Note about ProceduralMeshComponent – out of the box SceneProxy declares itself as Dynamic (via Result.bDynamicRelevance = true). This causes render thread to call GetDynamicMeshElements() each frame – make sure you leave this function as lean as possible. Alternatively, it works quite nicely if SceneProxy uses bStaticRelevance instead, but requires coding of DrawStaticElements() override.

We went one step further to employ Instancing of procedurally generated meshes, by combining code from InstancedStaticMesh* and ProceduralMesh* to get to performance comparable to Unreal’s stock foliage system.

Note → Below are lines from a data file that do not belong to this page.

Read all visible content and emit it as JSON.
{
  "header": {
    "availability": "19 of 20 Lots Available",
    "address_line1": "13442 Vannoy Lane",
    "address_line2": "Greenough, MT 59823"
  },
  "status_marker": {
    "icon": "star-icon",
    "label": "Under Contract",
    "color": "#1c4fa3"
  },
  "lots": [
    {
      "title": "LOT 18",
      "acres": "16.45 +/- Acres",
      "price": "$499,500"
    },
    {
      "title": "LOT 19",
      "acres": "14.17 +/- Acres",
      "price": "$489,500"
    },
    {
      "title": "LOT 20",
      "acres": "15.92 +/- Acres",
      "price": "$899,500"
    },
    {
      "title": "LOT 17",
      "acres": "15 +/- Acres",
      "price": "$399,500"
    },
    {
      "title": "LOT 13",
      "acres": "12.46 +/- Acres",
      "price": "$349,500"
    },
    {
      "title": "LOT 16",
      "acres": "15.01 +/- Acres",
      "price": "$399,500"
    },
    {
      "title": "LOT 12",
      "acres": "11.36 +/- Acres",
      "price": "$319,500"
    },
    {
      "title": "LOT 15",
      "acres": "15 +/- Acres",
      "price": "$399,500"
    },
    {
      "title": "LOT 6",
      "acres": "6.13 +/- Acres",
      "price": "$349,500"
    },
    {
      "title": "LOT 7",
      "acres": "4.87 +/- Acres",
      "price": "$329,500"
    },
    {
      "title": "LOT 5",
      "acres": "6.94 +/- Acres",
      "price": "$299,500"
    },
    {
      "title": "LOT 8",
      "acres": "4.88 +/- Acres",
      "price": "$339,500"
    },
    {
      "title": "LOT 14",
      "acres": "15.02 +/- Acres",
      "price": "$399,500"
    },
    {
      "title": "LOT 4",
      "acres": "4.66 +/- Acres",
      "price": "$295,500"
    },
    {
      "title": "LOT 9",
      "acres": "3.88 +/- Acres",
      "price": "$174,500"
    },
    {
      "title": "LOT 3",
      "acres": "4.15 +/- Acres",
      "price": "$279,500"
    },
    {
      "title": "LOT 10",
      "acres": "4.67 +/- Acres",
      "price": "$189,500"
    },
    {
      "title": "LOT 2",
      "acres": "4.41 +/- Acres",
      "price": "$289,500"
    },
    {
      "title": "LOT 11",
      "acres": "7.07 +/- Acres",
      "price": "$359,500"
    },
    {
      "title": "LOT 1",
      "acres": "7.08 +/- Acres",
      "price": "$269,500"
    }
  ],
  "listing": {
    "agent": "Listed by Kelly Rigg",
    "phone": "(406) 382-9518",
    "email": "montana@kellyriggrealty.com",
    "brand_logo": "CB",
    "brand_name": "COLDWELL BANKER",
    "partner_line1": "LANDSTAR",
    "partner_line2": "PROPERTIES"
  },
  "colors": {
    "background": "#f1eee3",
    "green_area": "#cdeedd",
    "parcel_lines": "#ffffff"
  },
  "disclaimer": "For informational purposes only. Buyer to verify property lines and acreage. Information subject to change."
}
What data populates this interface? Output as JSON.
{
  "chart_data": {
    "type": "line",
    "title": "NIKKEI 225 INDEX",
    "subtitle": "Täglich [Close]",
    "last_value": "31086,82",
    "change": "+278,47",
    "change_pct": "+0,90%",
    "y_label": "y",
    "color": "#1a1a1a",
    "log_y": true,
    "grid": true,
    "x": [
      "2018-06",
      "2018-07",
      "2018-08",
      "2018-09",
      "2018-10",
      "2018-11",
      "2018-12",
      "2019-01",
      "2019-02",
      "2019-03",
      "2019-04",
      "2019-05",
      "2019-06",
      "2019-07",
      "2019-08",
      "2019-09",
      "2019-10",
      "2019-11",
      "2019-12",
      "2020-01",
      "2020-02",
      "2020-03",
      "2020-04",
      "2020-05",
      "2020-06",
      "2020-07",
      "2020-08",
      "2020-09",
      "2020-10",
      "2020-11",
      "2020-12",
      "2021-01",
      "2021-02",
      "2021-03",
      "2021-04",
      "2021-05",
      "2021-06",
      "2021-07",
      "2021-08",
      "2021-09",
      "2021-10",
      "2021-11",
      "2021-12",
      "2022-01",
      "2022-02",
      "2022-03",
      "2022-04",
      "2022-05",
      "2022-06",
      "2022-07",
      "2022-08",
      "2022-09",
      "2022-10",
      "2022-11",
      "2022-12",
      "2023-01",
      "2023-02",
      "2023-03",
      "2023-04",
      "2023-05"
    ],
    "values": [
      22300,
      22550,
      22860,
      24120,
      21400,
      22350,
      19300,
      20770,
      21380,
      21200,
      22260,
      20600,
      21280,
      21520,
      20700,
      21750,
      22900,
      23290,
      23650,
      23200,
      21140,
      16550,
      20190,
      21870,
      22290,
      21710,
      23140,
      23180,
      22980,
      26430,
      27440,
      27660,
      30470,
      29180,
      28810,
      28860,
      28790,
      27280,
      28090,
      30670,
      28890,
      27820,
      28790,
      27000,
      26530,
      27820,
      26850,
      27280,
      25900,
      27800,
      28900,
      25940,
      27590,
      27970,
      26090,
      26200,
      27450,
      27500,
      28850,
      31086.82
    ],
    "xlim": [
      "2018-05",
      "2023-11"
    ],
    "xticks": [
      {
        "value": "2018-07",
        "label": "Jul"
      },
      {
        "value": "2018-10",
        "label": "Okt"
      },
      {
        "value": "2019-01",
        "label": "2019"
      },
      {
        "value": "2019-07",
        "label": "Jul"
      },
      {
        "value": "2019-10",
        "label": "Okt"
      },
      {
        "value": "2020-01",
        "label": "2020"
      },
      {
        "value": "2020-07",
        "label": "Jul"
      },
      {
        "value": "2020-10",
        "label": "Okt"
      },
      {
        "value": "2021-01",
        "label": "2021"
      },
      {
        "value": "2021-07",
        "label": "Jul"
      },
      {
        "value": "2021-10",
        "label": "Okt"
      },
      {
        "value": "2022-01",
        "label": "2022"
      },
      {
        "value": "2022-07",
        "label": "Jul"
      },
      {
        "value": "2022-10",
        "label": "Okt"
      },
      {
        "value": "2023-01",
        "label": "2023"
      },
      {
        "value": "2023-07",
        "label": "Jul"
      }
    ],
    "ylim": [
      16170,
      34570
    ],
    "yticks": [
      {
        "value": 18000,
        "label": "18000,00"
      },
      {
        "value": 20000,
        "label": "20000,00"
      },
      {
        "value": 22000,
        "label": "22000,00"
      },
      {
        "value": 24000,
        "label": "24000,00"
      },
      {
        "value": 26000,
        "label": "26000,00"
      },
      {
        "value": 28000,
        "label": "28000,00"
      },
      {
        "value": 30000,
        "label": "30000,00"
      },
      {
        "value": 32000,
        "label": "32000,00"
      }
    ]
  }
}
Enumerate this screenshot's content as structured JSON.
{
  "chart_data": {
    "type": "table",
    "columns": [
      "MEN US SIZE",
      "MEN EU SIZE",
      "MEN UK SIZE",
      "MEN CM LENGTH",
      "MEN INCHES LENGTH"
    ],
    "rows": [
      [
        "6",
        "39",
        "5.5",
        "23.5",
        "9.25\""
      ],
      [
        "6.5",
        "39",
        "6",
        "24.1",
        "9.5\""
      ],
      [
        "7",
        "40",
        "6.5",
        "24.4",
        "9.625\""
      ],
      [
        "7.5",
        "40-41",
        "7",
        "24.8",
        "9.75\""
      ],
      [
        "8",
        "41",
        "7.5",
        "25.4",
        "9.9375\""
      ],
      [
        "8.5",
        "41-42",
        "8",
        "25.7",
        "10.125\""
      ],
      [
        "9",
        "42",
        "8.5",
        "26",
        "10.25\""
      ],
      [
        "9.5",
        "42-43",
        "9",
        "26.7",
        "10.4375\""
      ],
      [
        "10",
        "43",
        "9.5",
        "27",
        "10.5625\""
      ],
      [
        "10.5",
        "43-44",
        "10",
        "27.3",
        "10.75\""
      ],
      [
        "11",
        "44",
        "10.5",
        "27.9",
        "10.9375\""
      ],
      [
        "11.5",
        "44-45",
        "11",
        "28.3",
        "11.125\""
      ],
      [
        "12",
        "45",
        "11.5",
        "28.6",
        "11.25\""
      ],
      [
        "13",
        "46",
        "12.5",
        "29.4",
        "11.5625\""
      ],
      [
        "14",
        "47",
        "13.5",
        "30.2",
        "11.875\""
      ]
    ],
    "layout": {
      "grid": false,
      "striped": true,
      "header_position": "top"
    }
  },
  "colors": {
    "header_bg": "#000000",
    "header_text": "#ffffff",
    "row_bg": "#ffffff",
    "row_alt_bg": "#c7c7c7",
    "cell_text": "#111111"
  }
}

The only missing item for us is baking static lighting at runtime :slight_smile:

Hi guys,

I’ve been trying to assign additional UV channels with the method proposed before:


NewData.TextureCoordinates.Add(FVertexStreamComponent(VertexBuffer, STRUCT_OFFSET(FMultipleUVDynamicMeshVertex, UV0), sizeof(FMultipleUVDynamicMeshVertex), VET_Float2));
NewData.TextureCoordinates.Add(FVertexStreamComponent(VertexBuffer, STRUCT_OFFSET(FMultipleUVDynamicMeshVertex, UV1), sizeof(FMultipleUVDynamicMeshVertex), VET_Float2));
NewData.TextureCoordinates.Add(FVertexStreamComponent(VertexBuffer, STRUCT_OFFSET(FMultipleUVDynamicMeshVertex, UV2), sizeof(FMultipleUVDynamicMeshVertex), VET_Float2));
NewData.TextureCoordinates.Add(FVertexStreamComponent(VertexBuffer, STRUCT_OFFSET(FMultipleUVDynamicMeshVertex, UV3), sizeof(FMultipleUVDynamicMeshVertex), VET_Float2));

From Blueprint I can access these parameters in materials through the TextCoord nodes using only even indices (0, 2, 4, 6). Does anyone know, how can I fill odd UV channels as well using C++ code?